Le glissement progressif de Nina dans le chaos mental, où s’estompent les frontières entre fantasme et réel, renvoie par ailleurs le cinéphile à un véritable kaléidoscope de références. Sa psyché borderline évoque celles de la Mima du Perfect Blue de Satoshi Kon, de la Carole de Répulsion et du Trelkovsky du Locataire (le Polanski de la grande époque hante tout Black Swan). La tyrannie de Thomas et le prix à payer pour la perfection artistique trouvent leur écho dans Les Chaussons rouges de Powell. Traînent aussi dans les parages Cronenberg (pour quelques flippantes visions mutantes. Oui oui, mutantes !) et Bob Fosse (la salle de spectacle de Black Swan est la même que celle de Que le spectacle commence), le Verhoeven de Showgirls et le Adrian Lyne de L’Echelle de Jacob (redécouvrez cet incroyable film précurseur). Les mauvaises langues crieront au multi-plagiat, je préfère y voir un brillant digest nourrissant un chef-d’oeuvre finalement pareil à nul autre. Merveilleusement mis en musique par Clint Mansell et sa réorchestration des mélodies inoubliables du Lac des cygne, Black Swan va vous terrasser. Aussi bien par son sens aigu du détail (les orteils suppliciés de Nina, la minutie des gestes techniques…) que la flamboyance de ses interprètes (y compris les seconds rôles sans fausse note : Mila Kunis, Barbara Hershey et Winona Ryder). Black Swan vous emportera par son côté obscur et sa cruauté comme par la beauté hypnotique de ses chorégraphies. Il vous passionnera par la richesse de sa thématique et de sa mise en abîme autant que par une clarté limpide dont seuls sont capables les grands films populaires exigeants. Black Swan, enfin, vous bouleversera par une Coda en apothéose, tourbillon d’émotions qui vous fera, littéralement, entrer dans la lumière, larmes aux yeux pour les plus sensibles. Rien n’est plus euphorisant que de se sentir autant sonné et les jambes coupées en sortant d’une projection. Puis de peu à peu reprendre sa marche, heureux, la tête parmi les anges, emportant le film en vous. Pour très longtemps.
Black Swan, de Darren Aronofsky (1h50). Sortie nationale le 9 février.
Grandiose !!! Film vraiment magnifique, je le reverrai peu importe le prix.
Ma critique ici plus en détail : https://bit.ly/fRyWWJ
Allez le voir !!!!
Un chef d’œuvre
Ce film a été une vraie claque, vu en avant première j’ai qu’une hâte, qu’il sorte pour de bon pour y retourner. Rien que la B.A m’a refilé des frissons.

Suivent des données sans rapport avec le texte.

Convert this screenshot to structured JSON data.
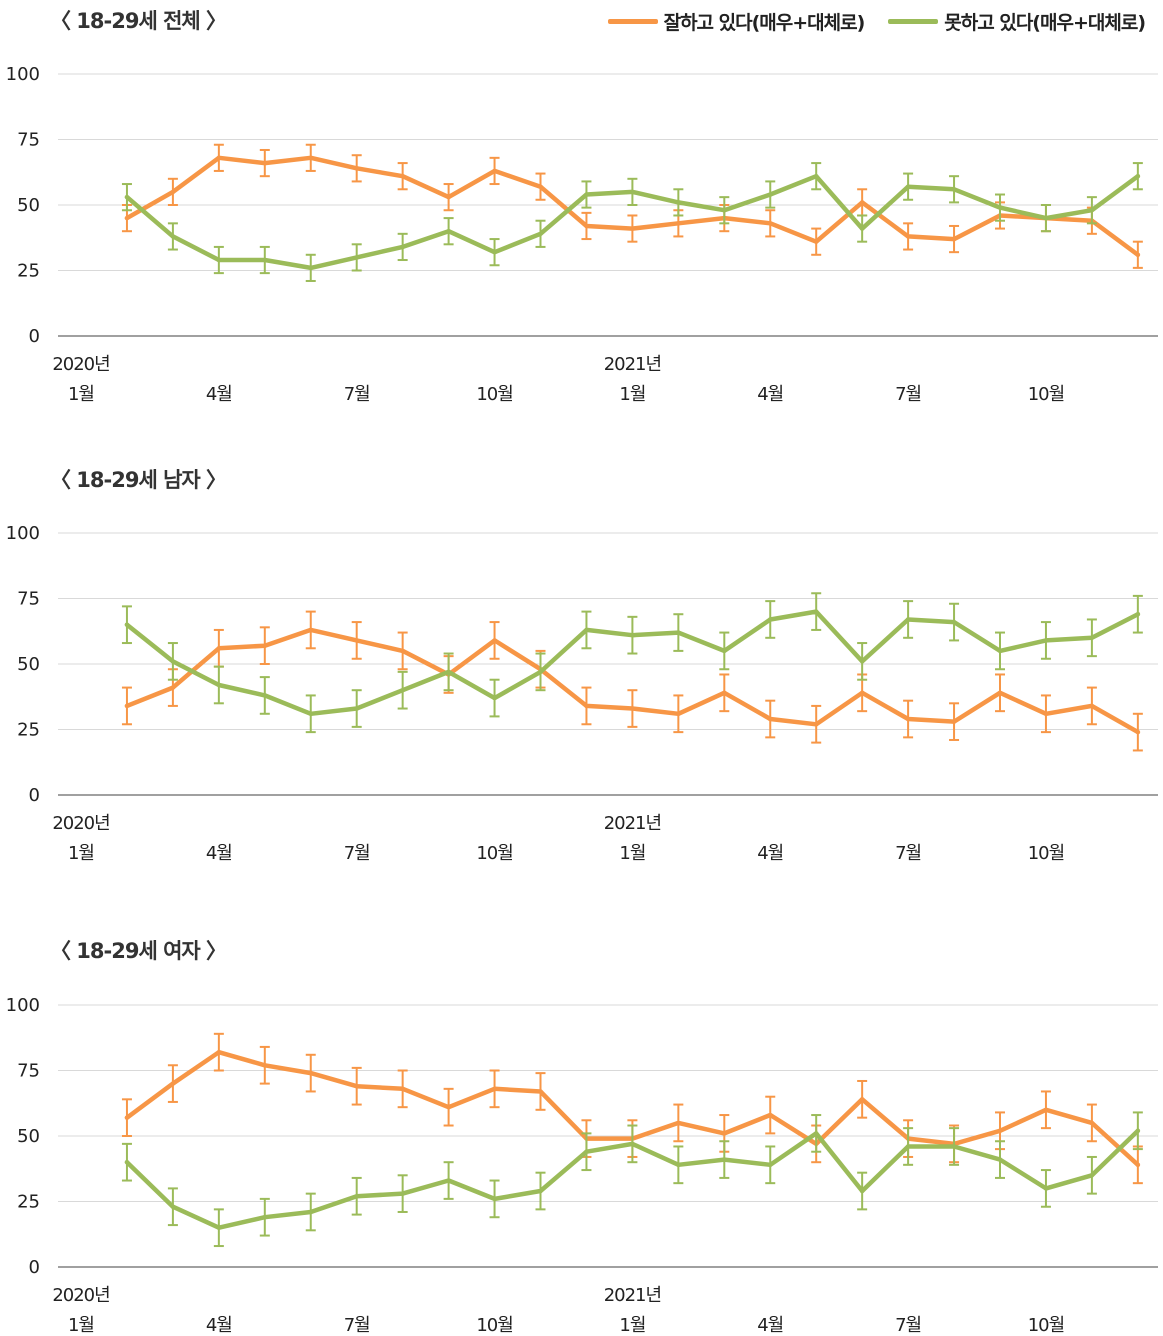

Merci pour ce bel article! Je n’ai pas encore vu BLack Swan car je préfère attendre sa sortie ciné, mais rien qu’à lire ton article, je suis passée par le réconfort d’une salle chauffée et la légèreté du moment à une angoisse sourde et un malaise persistant. J’ai pourtant un bémol à émettre, la liste des inspirations et hommages du film fait un peu trop catalogue et m’a quelque peu sortie de l’atmosphère que tu avais su créée.
J’aime ton écriture !
Bravo monsieur Plissken!
On ne dira jamais assez que Black Swan est un chef-d’œuvre absolu, sans aucune fausse note. N’hésitez pas une seule seconde : s’il est à l’affiche de votre cinéma préféré, précipitez-vous…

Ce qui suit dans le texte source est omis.